If you’re looking for a smart, entertaining book that will make your teen think then “Going Bovine” by Libba Bray (ages 13 – up; references to sex and drugs) is just what the doctor ordered.
Unfortunately, not far into “Going Bovine” our angst-ridden, 16-year old, slacker of a hero Cameron gets some seriously bad news from his doctor: he’s got Creutzfeldt-Jacob disease. A.K.A. Mad Cow. Which totally sucks.
Hope arrives in the winged form of Dulcie, a super hot, cheeky, neon-pink punk angel(or possible hallucination) with a bad sugar habit. She confides that there’s a secret cure to his otherwise fatal disease—if he’s willing to go in search of it.
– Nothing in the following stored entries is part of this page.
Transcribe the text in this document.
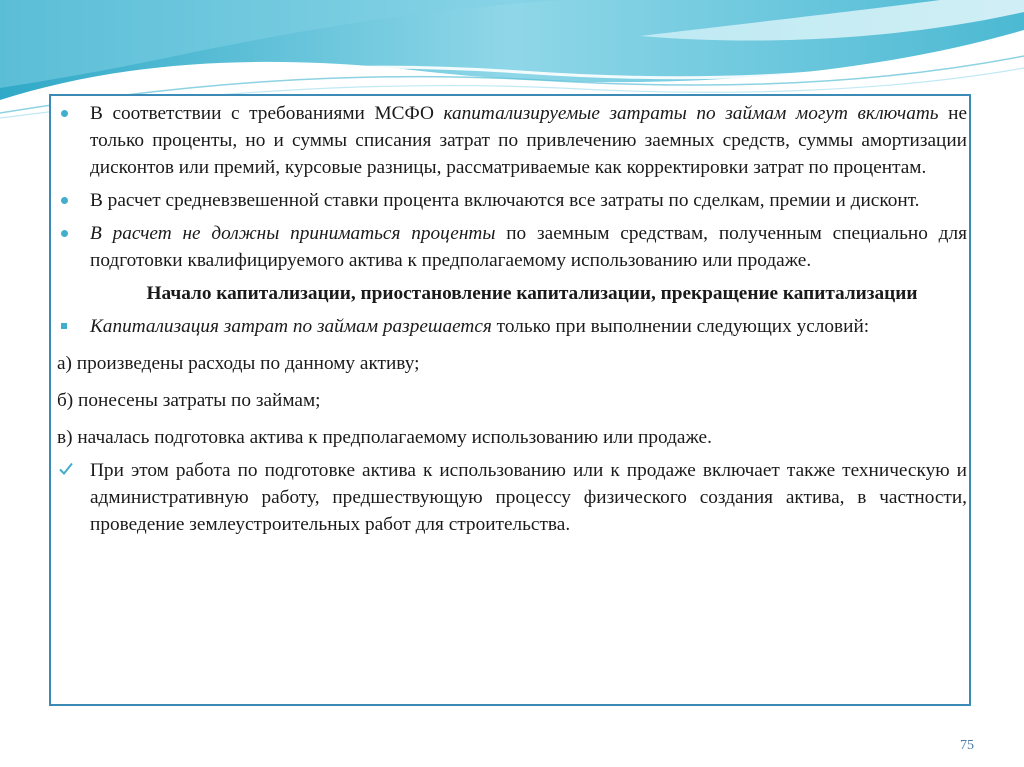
В соответствии с требованиями МСФО капитализируемые затраты по займам могут включать не только проценты, но и суммы списания затрат по привлечению заемных средств, суммы амортизации дисконтов или премий, курсовые разницы, рассматриваемые как корректировки затрат по процентам.

В расчет средневзвешенной ставки процента включаются все затраты по сделкам, премии и дисконт.

В расчет не должны приниматься проценты по заемным средствам, полученным специально для подготовки квалифицируемого актива к предполагаемому использованию или продаже.

Начало капитализации, приостановление капитализации, прекращение капитализации

Капитализация затрат по займам разрешается только при выполнении следующих условий:

а) произведены расходы по данному активу;

б) понесены затраты по займам;

в) началась подготовка актива к предполагаемому использованию или продаже.

При этом работа по подготовке актива к использованию или к продаже включает также техническую и административную работу, предшествующую процессу физического создания актива, в частности, проведение землеустроительных работ для строительства.

75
With the help of a death-obsessed, video-gaming dwarf and a pint-sized yard gnome, Cameron sets off on the mother of all road trips through a twisted America into the heart of what matters most.
This “quest” story has clear parallels to the hopeless but inspirational efforts of Don Quixote, about whom Cameron had been reading before his illness.
Libba Bray’s voice is strong, confident and clever. She crafts a road-trip story that is original, laugh-out-loud funny, and gorgeously poignant.
The voice is so fresh, the imagery so intriguing, and the conclusion — inevitable — yet profound leaves one wondering what exactly was reality and what was hallucinatory.
Recommended to teens and adults alike.
It’s not a perfect book. A bit too long and perhaps a tad too fantastical in places, but Cameron is ultimately a kid with a heart the size of Cleveland. He will leave the most cynical teen (or adult) thinking about what they’re thankful for and pondering what really matters to them in this mad-cow, crazy world.